R-band problem - no clues from photometric calibration

From: Greg Aldering (aldering@panisse.lbl.gov)
Date: Sat May 03 2003 - 19:17:52 PDT

  • Next message: Robert A. Knop Jr.: "Re: R-band problem - no clues from photometric calibration"

    Hi Rob,

    I agree with you that there isn't an obvious pattern in the
    ground-based R-band lightcurve residual that would point to the
    calibration. In parallel with your study, I examined which nights went
    into calibrating each SN using calibnights and tracker. There are cases
    where the same or similar calibration was used on SNe which are
    well-fit and those that are not; thus logic would suggest calibration
    can't cause the main problem. For completeness, I present this work
    below.

    Below I have assembled the zeropoints of all the R-band calibration in
    the calibration database. I list the zeropoint for each BTC chip, and
    list the UT date (not evening date) of the calibration. (You will
    notice the large change in zeropoint for BTC chip's 2 and 3 between
    1998 and 1999 - this is real as the CCD's were changed.) I then
    examined which SNe were observed on which chips on nights that were
    calibrated. The chip number is listed under each SN for each
    calibration night.

    98as, 98as, and 98ax were considered as having good fits, based on my
    earlier "by eye" analysis of the R-band lightcurves. Therefore one of
    things I looked for was evidence that those SNe came from different
    calibrations than the SNe with bad fits. For those, I placed an "*"
    next to the chip number. However, if a calibration was used for both a
    good- and bad-fit SN, I placed an "o" next to the chip numbers.

    You can see that the bad-fit SNe, 97eq, 98be, and 97ek, use calibration
    that was also used to calibrate SNe with good fits. This suggests that
    calibration can't be the main issue.

     
     Zeropoints by BTC CCD <- good fits -> <---- "bad R-band fits ---->
       1 2 3 4 UT date 98as 98aw 98ax 97eq 98be 98ay 98bi 97ez 97ek
    -----------------------------------------------------------------------------
    26.54 26.27 26.69 26.72 2 10 97 0 0 0 0 0 0 0 0 0
    26.53 26.27 26.69 26.72 2 11 97 0 0 0 0 0 0 0 0 0
    26.46 26.15 26.57 26.62 3 06 97 0 0 0 0 0 0 0 0 0
    26.49 26.17 26.59 26.67 3 10 97 0 0 0 0 0 0 0 0 0
    26.67 26.12 26.72 26.57 11 28 97 0 0 0 4* 0 0 0 3* 1*
    26.59 26.18 26.57 26.56 3 01 98 4 4 3 0 4o 2* 2* 0 0
    INDEF 26.68 INDEF 26.64 1 15 99 4 0 0 4o 0 2* 0 (3) 4o
    26.60 26.52 26.90 26.64 4 12 99 0 4 3 0 0 1* 0 0 0

    Thus, my more limited study agrees with your conclusion that ground-based
    calibration isn't the solution. Since you noted a clear correlation with
    redshift, that seems to be the place to focus.

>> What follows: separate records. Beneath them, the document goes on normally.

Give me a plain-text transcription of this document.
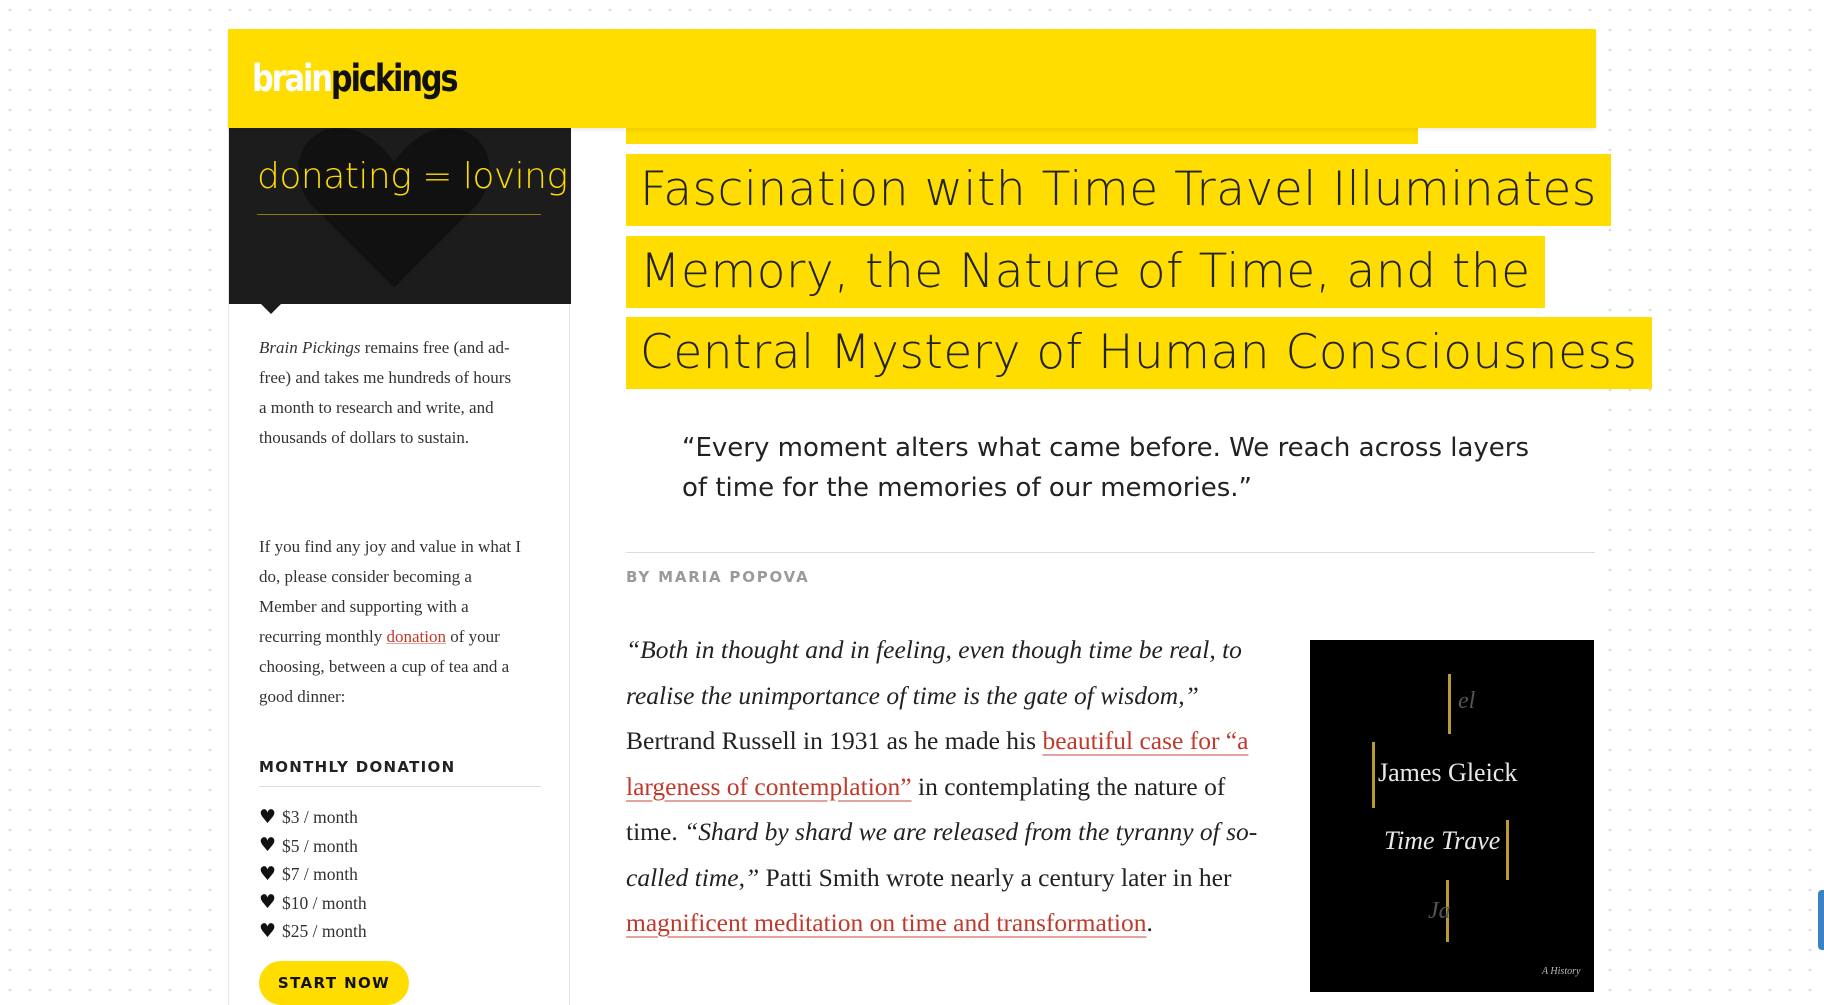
brainpickings
donating = loving
Brain Pickings remains free (and ad-free) and takes me hundreds of hours a month to research and write, and thousands of dollars to sustain.
If you find any joy and value in what I do, please consider becoming a Member and supporting with a recurring monthly donation of your choosing, between a cup of tea and a good dinner:
MONTHLY DONATION
♥ $3 / month
♥ $5 / month
♥ $7 / month
♥ $10 / month
♥ $25 / month
START NOW
Fascination with Time Travel Illuminates
Memory, the Nature of Time, and the
Central Mystery of Human Consciousness
“Every moment alters what came before. We reach across layers of time for the memories of our memories.”
BY MARIA POPOVA
“Both in thought and in feeling, even though time be real, to realise the unimportance of time is the gate of wisdom,” Bertrand Russell in 1931 as he made his beautiful case for “a largeness of contemplation” in contemplating the nature of time. “Shard by shard we are released from the tyranny of so-called time,” Patti Smith wrote nearly a century later in her magnificent meditation on time and transformation.
el
James Gleick
Time Trave
Ja
A History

    Even so, somewhere in the paper we need to clearly demonstrate that the
    ground and space calibrations are consistent. This would be expected
    even if there were no apparent R-band mis-fits. Can you run a
    lightcurve for even one star that is measurable on both the ground and
    HST images? If that lightcurve is flat, that would be quite convincing!